The Rebranding of Global Warming
National environmental groups, conceding that global warming has lost much of its heat as a political issue, are now engaged in what the political online magazine Politico describes as a “rebranding.” Says the Politico article, “There’s been a change in climate for Washington’s greenhouse gang, and they’ve come to this conclusion: To win, they have to talk about other topics, like gas prices and kids choking on pollutants.”
For the power business, this could turn out to be a positive development. It might expunge carbon dioxide from the regulatory libretto and refocus the ongoing opera bouffe on familiar themes. Perhaps we can drop the self-reverential handwringing about “carbon footprint” and worry about real, tangible, legally defined nasties such as SOx, NOx, and rocks.
This may be less a rebranding than a full-scale retreat. The message that the climate is falling around mankind’s head, pushed by environmental groups and former Vice President Al Gore for more than a decade, has failed to gain much political traction across the nation. In the process, the environmental movement has lost much of its luster and credibility.

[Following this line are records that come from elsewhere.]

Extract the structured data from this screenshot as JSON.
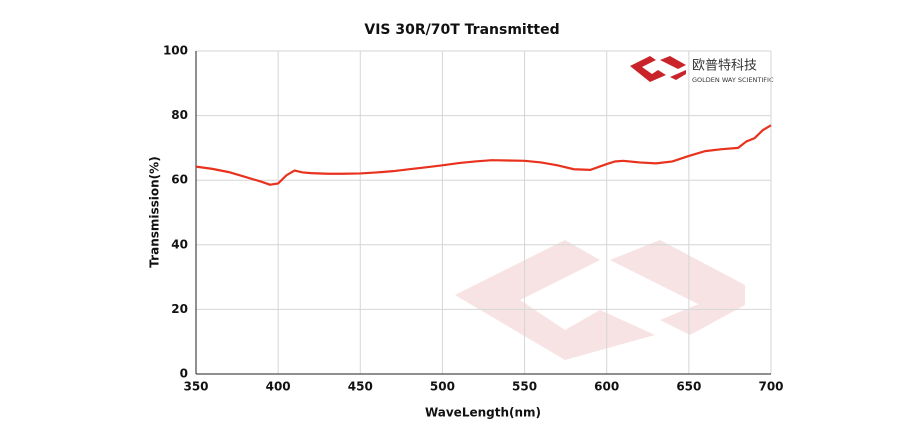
{
  "chart_data": {
    "type": "line",
    "title": "VIS 30R/70T Transmitted",
    "x_label": "WaveLength(nm)",
    "y_label": "Transmission(%)",
    "annotations": [
      "欧普特科技",
      "GOLDEN WAY SCIENTIFIC"
    ],
    "x": [
      350,
      360,
      370,
      380,
      390,
      395,
      400,
      405,
      410,
      415,
      420,
      430,
      440,
      450,
      460,
      470,
      480,
      490,
      500,
      510,
      520,
      530,
      540,
      550,
      560,
      570,
      580,
      590,
      600,
      605,
      610,
      620,
      630,
      640,
      650,
      660,
      670,
      680,
      685,
      690,
      695,
      700
    ],
    "series": [
      {
        "name": "Transmitted",
        "color": "#e8321e",
        "values": [
          64.2,
          63.5,
          62.5,
          61,
          59.5,
          58.6,
          59,
          61.5,
          63,
          62.4,
          62.2,
          62,
          62,
          62.1,
          62.4,
          62.8,
          63.4,
          64,
          64.6,
          65.3,
          65.8,
          66.2,
          66.1,
          66,
          65.5,
          64.6,
          63.4,
          63.2,
          65,
          65.8,
          66,
          65.5,
          65.2,
          65.8,
          67.5,
          69,
          69.6,
          70,
          72,
          73,
          75.5,
          77
        ]
      }
    ],
    "xlim": [
      350,
      700
    ],
    "xticks": [
      350,
      400,
      450,
      500,
      550,
      600,
      650,
      700
    ],
    "ylim": [
      0,
      100
    ],
    "yticks": [
      0,
      20,
      40,
      60,
      80,
      100
    ],
    "grid": true
  }
}
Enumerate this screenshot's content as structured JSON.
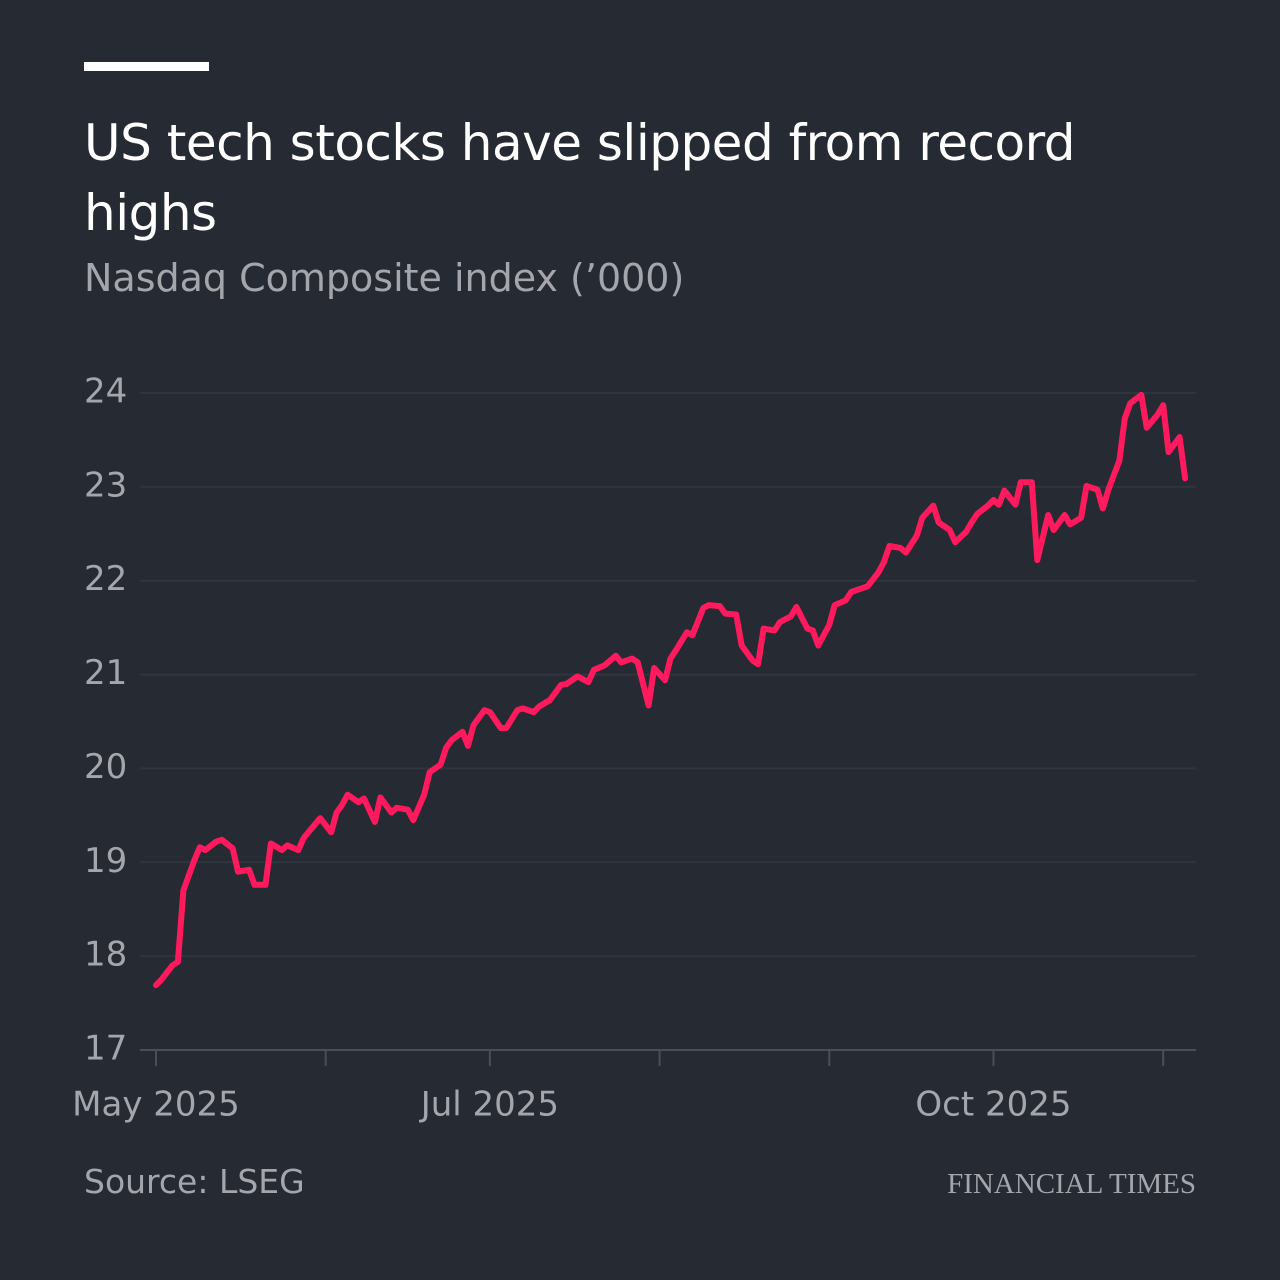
{
  "chart_data": {
    "type": "line",
    "title": "US tech stocks have slipped from record highs",
    "subtitle": "Nasdaq Composite index (’000)",
    "source": "Source: LSEG",
    "brand": "FINANCIAL TIMES",
    "xlim": [
      0,
      190
    ],
    "xticks": [
      {
        "value": 0,
        "label": "May 2025"
      },
      {
        "value": 31,
        "label": null
      },
      {
        "value": 61,
        "label": "Jul 2025"
      },
      {
        "value": 92,
        "label": null
      },
      {
        "value": 123,
        "label": null
      },
      {
        "value": 153,
        "label": "Oct 2025"
      },
      {
        "value": 184,
        "label": null
      }
    ],
    "ylim": [
      17,
      24
    ],
    "yticks": [
      17,
      18,
      19,
      20,
      21,
      22,
      23,
      24
    ],
    "grid": true,
    "color": "#ff1a5e",
    "x": [
      0,
      1,
      3,
      4,
      5,
      7,
      8,
      9,
      11,
      12,
      14,
      15,
      17,
      18,
      20,
      21,
      23,
      24,
      26,
      27,
      29,
      30,
      32,
      33,
      34,
      35,
      37,
      38,
      40,
      41,
      43,
      44,
      46,
      47,
      49,
      50,
      52,
      53,
      54,
      56,
      57,
      58,
      60,
      61,
      63,
      64,
      66,
      67,
      69,
      70,
      72,
      74,
      75,
      77,
      79,
      80,
      82,
      84,
      85,
      87,
      88,
      90,
      91,
      93,
      94,
      95,
      97,
      98,
      100,
      101,
      103,
      104,
      106,
      107,
      109,
      110,
      111,
      113,
      114,
      116,
      117,
      119,
      120,
      121,
      123,
      124,
      126,
      127,
      129,
      130,
      132,
      133,
      134,
      136,
      137,
      139,
      140,
      142,
      143,
      145,
      146,
      148,
      149,
      150,
      152,
      153,
      154,
      155,
      157,
      158,
      160,
      161,
      163,
      164,
      166,
      167,
      169,
      170,
      172,
      173,
      174,
      176,
      177,
      178,
      180,
      181,
      183,
      184,
      185,
      187,
      188
    ],
    "values": [
      17.69,
      17.75,
      17.9,
      17.94,
      18.7,
      19.02,
      19.16,
      19.13,
      19.22,
      19.24,
      19.15,
      18.9,
      18.92,
      18.76,
      18.76,
      19.2,
      19.13,
      19.18,
      19.13,
      19.26,
      19.4,
      19.47,
      19.32,
      19.53,
      19.61,
      19.72,
      19.64,
      19.68,
      19.43,
      19.69,
      19.53,
      19.58,
      19.56,
      19.45,
      19.72,
      19.96,
      20.04,
      20.22,
      20.3,
      20.39,
      20.24,
      20.46,
      20.62,
      20.6,
      20.43,
      20.43,
      20.62,
      20.64,
      20.6,
      20.66,
      20.73,
      20.89,
      20.9,
      20.98,
      20.92,
      21.05,
      21.1,
      21.2,
      21.13,
      21.17,
      21.13,
      20.67,
      21.07,
      20.94,
      21.17,
      21.26,
      21.45,
      21.42,
      21.71,
      21.74,
      21.73,
      21.65,
      21.64,
      21.31,
      21.15,
      21.11,
      21.49,
      21.47,
      21.56,
      21.62,
      21.72,
      21.49,
      21.47,
      21.31,
      21.53,
      21.74,
      21.79,
      21.88,
      21.92,
      21.94,
      22.09,
      22.2,
      22.37,
      22.35,
      22.3,
      22.48,
      22.67,
      22.8,
      22.62,
      22.54,
      22.41,
      22.52,
      22.62,
      22.71,
      22.8,
      22.86,
      22.81,
      22.96,
      22.81,
      23.05,
      23.05,
      22.22,
      22.7,
      22.54,
      22.7,
      22.6,
      22.67,
      23.01,
      22.97,
      22.77,
      22.97,
      23.28,
      23.73,
      23.89,
      23.98,
      23.63,
      23.77,
      23.87,
      23.37,
      23.53,
      23.09
    ]
  }
}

The first priority of the Obama administration and its Democratic majority in Congress after the 2008 presidential election—cap-and-trade legislation—not only failed, but crashed and burned around the heads of the Democratic Party. The regulatory overreach gave the Republicans the political equivalent of heat-seeking missiles, and the GOP has used these weapons to punish Democrats. Take a look at this graphic from the Gallup polling organization to see what has been happening to support for environmental causes.

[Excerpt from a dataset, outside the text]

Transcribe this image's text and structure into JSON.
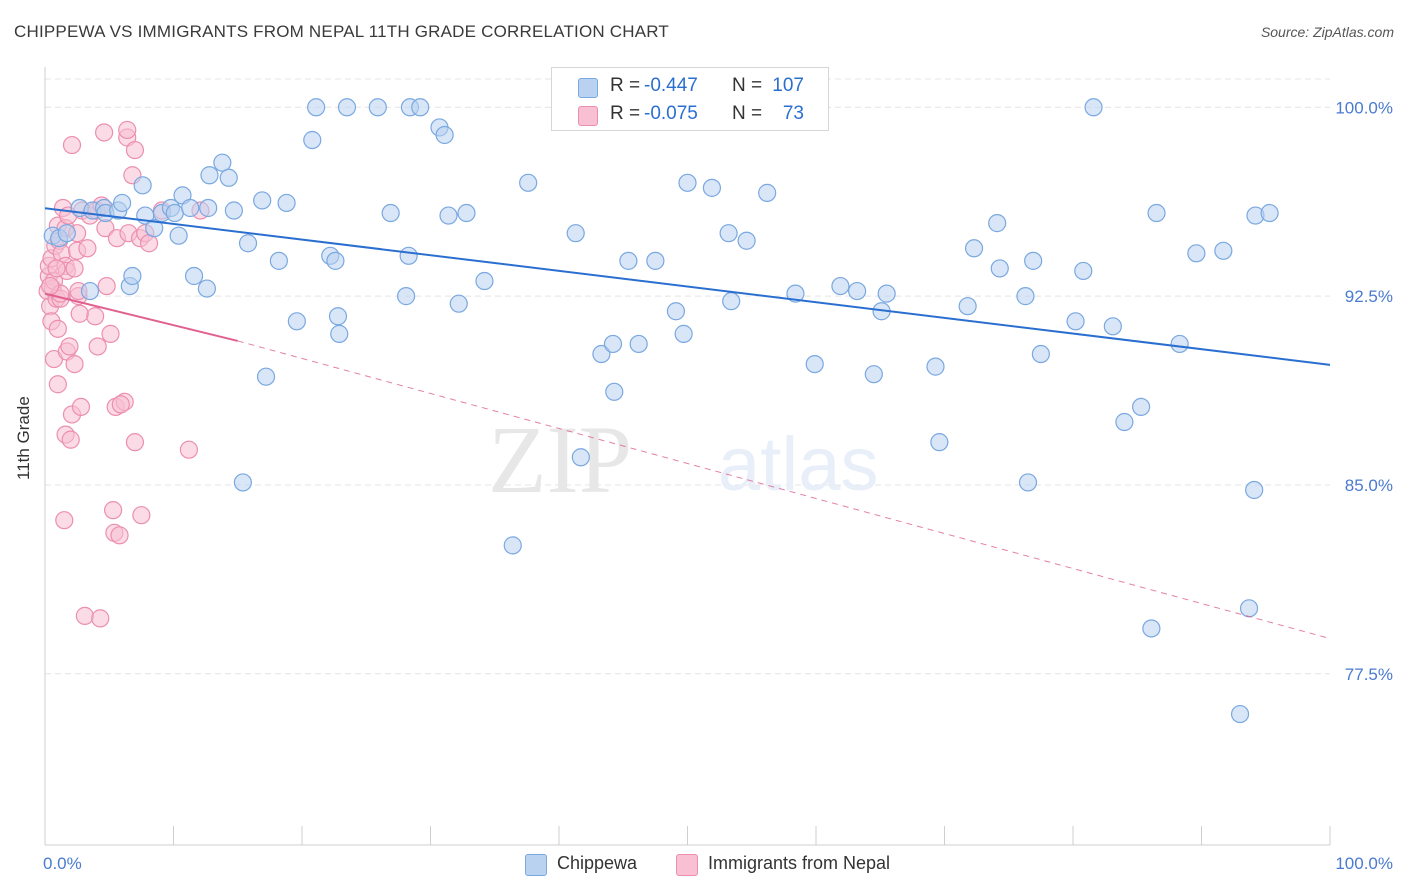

Why did the political message of man-made global warming fail? Aside from the fundamental problems involved in an issue that contained at least as much hype, non sequitur, and unstated political agenda as it did science, the doctrine of manmade global warming has a serious message debility. It doesn’t connect directly to the lives of the people it is alleged to affect. Climate change—which is historically the rule and not exceptional—happens very slowly. People do not experience climate discretely, as they do their economic circumstances.
So the climate catastrophists tried to focus on things that average folks do experience. All they could come up with that touches most people is weather, which, as Mark Twain famously noted, is something that everybody talks about but nobody does anything about. People do experience it. So the message of why we need to stop producing carbon dioxide, a conventionally harmless, even necessary and life-giving gas, switched to preventing extreme weather. Every hurricane, tornado, snowstorm, drought, flood, and famine became living evidence of the malign hand of man on the climate, according to the green liturgy.
But that hasn’t worked, either, in large part because it is totally bogus. Blaming every extreme weather event on the handiwork of man vitiates any science that is behind global warming. In focusing on weather extremes, the environmental groups rendered their hypothesis of manmade global warming unfalsifiable. In short, it stopped being science and became faith, one that few Americans were prepared to accept.
So it’s retreat, or rebranding, or whatever euphemism one might choose. You could also call it “back to basics,” in that the green groups say they are going to resume talking about asthma, public health, and the old messages of the pre-climate change days.
The Natural Resources Defense Council’s Heather Taylor told Politico, “We’re going to talk a lot about the health implications of dirty air.” American University public relations professor Matthew Nisbet, who advises green groups on messaging, wrote recently, “In a polarized America, if you are going to build support for candidates in the Midwest and other battleground states that will back legislation on climate change during the next Congress, you have to switch focus to emphasize public health and economic resilience, goals realized through incremental actions like eliminating coal plants and boosting fuel efficiency.” Politico described the new tactic as “a bit of bait and switch: Help elect global warming fighters by basing campaigns on kitchen-table issues.”
Whatever the reason for the retreat, it is good news for those in the power industry who face persistent regulatory challenges to their operations. The move back to basics puts the regulatory debate back on common and familiar ground: real pollution, not the faux version represented by benign carbon dioxide.
It’s old whine in even older bottles. That’s probably a good thing for the regulatory debate.